While their theoretical result is really interesting, I also didn't appreciate that the authors barely mentioned previous work on statistical learning bounds with optimal transport. There have been recent efforts on the topic by several teams, and they should at least acknowledge them.
However, if other reviewers took the time to thoroughly review the proof of the main result, I'm willing to increase my score.
******
The authors provide a through statistical study of the Wasserstein distance of an empirical measure to a given hypothesis class (i.e. a given set of functions).
Thanks to a dual formulation of the problem, for which strong duality holds, they derive convergence rates for that distance. In particular, in the compact case they get a central limit theorem, which allows them to do hypothesis testing.
They eventually test their method on a toy two-sample problem.

__ Strengths__: The main strength of this paper is its thorough analysis of the distance it considers from a statistical standpoints. The distributional limit they obtain could be very useful for two sample testing with the Wasserstein distance.

__ Weaknesses__: While the paper is really thorough on the theoretical aspects of the paper, I believe the main motivation of the paper (two sample testing) is not clearly explained. In section 4, where the authors use their theoretical results to perform two-sample tests, I did not understand how they proceed and how they choose to accept or reject the hypothesis.

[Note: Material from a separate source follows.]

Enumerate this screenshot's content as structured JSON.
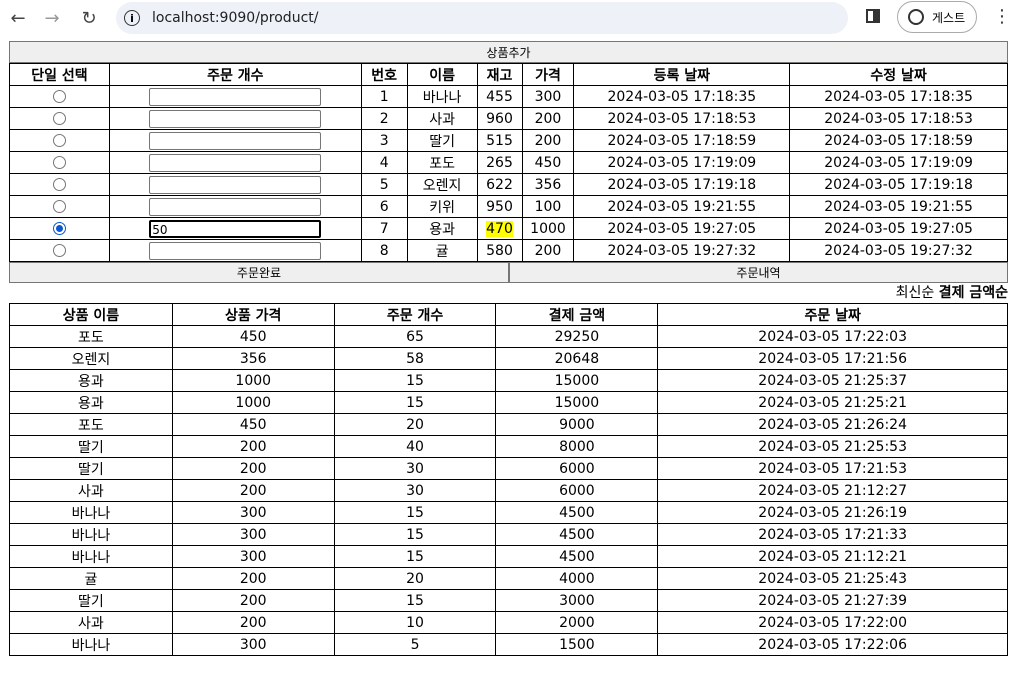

__ Correctness__: I haven't checked the theoretical claims in details. However, the methodology seems correct.

__ Clarity__: In my opinion the paper lacks clarity. While the paper exhibits impressive theoretical results, it doesn't make a good job at explaining how they can be used by the community. Specifically, I found paragraph 3 in the introduction very vague, and should focus on a simple exemple to make their point. Mostly, section 4 should be rewritten so that the reader can understand how to apply the theoretical results for hypothesis testing (see questions below for specific issues).

__ Relation to Prior Work__: I believe there should be a discussion on how this result relates to standard convergence results for the Wasserstein distance, which suffers from a curse of dimension. They should also mention other works which break the curse of dimension thanks to the cardinality of the space (Sommerfeld et al) or the regularization (Genevay et al).

__ Reproducibility__: No

__ Additional Feedback__: Questions:
- In practice, do you use theorem 2 or theorem 4 for the two-sample problem? How do you choose which one you use?
- How do you derive the rejection threshold from your theorems in section 4?
- How do you compute the 95% quantile for Rn?
I encourage the authors to rewrite the application / empirical section, to clarify how to apply their theoretical results for hypothesis testing.

__ Summary and Contributions__: The paper studies computing the Wasserstein distance between a probability measure and a set of of probability measures, where two distributions belong to the same set (are equivalent) if they have the same expectation over a set of specified transformations. The authors establish weak duality of such distance with a tractable expression involving a function transform, and strong duality under some constraints (compactness of the domain, and two other non-compact examples). There are many examples throughout the text particularizing the results to specific examples, and some simulations illustrating the convergence rate results.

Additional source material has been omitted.